2. Critically evaluate the literature and bioinformatic resources to identify biological pathways that play a role in a specific disease process e.g. host/pathogen interactions.
3. Develop pathways and network data to inform a service development, and enhance testing strategy for a specified patient population.

Learning outcomes

1. Discuss the role of gene networks in specific genetic diseases.
2. Describe the importance of genetic background in developing an understanding of the role of a specific allele or mutation.
3. Describe the range of resources available to describe metabolic networks.
4. Describe resources available that describe gene–gene and protein–protein interactions.
5. Describe the range of networks in which a particular gene might participate.
6. Describe the application of basic differential equation modelling techniques for describing metabolic networks.
7. Discuss the available repositories of models used in systems biology.
8. Describe the importance of parameter selection in modelling.
9. Describe a range of modelling strategies used to describe pathways.

Indicative content

Mathematics

• Basic calculus
• Building simple models using differential equations
• Software tools for solving simple differential equation models (Matlab, Copasi)

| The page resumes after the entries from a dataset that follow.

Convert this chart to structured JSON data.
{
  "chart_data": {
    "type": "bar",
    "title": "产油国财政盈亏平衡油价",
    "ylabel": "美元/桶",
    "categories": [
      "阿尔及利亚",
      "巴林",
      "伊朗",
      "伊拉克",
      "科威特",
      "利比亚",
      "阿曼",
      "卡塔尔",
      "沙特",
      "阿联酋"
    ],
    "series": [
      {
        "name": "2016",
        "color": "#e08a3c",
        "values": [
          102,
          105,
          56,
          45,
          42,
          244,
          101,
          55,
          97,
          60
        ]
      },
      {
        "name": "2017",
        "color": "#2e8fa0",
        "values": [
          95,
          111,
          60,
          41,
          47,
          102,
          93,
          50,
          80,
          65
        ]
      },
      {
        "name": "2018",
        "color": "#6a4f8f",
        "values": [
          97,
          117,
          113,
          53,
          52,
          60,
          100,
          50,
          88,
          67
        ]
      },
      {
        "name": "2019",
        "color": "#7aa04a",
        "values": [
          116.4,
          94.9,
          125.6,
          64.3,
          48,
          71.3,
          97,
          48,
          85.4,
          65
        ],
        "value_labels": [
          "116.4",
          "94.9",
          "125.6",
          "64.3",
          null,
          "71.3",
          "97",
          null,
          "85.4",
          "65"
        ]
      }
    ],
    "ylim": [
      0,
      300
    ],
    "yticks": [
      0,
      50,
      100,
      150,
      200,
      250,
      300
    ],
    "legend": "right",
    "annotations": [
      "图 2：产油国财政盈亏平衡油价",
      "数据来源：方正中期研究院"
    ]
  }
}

Bioinformatics pathway tools

• Databases of metabolic networks (Kegg, Panther, etc.)
• Databases of gene interactions (string, etc.)
• Gene ontology and pathway analysis
• Strategies for determining whether a pathway is over-represented in a set of genes (Fisher exact t-test, methods based on gene lists)

Systems biology

• Introduction to Systems Biology Markup Language (SBML)
• Repositories of pathway models
• Determining model parameters from the literature
• Stability analysis of ordinary differential equations (ODE) models (Jacobians)

Activities

• Work with a clinical team(s) to identify current knowledge and understanding of specific clinical disorders and reflect on the role of clinical bioinformatics within a clinical service.
• Observe the use of clinical bioinformatics in a range of settings, for example research, industry, or mainstream medicine, and discuss the impact of clinical bioinformatics on the prevention and treatment of disease, identifying your learning needs and developing an action plan to address them.
• Based on your clinical experiential learning, discuss with your training officer how to bridge the potential gap between molecular medicine and clinical medicine.
• Attend a local research meeting and present and defend the service development you have proposed, reflecting and responding to feedback from colleagues.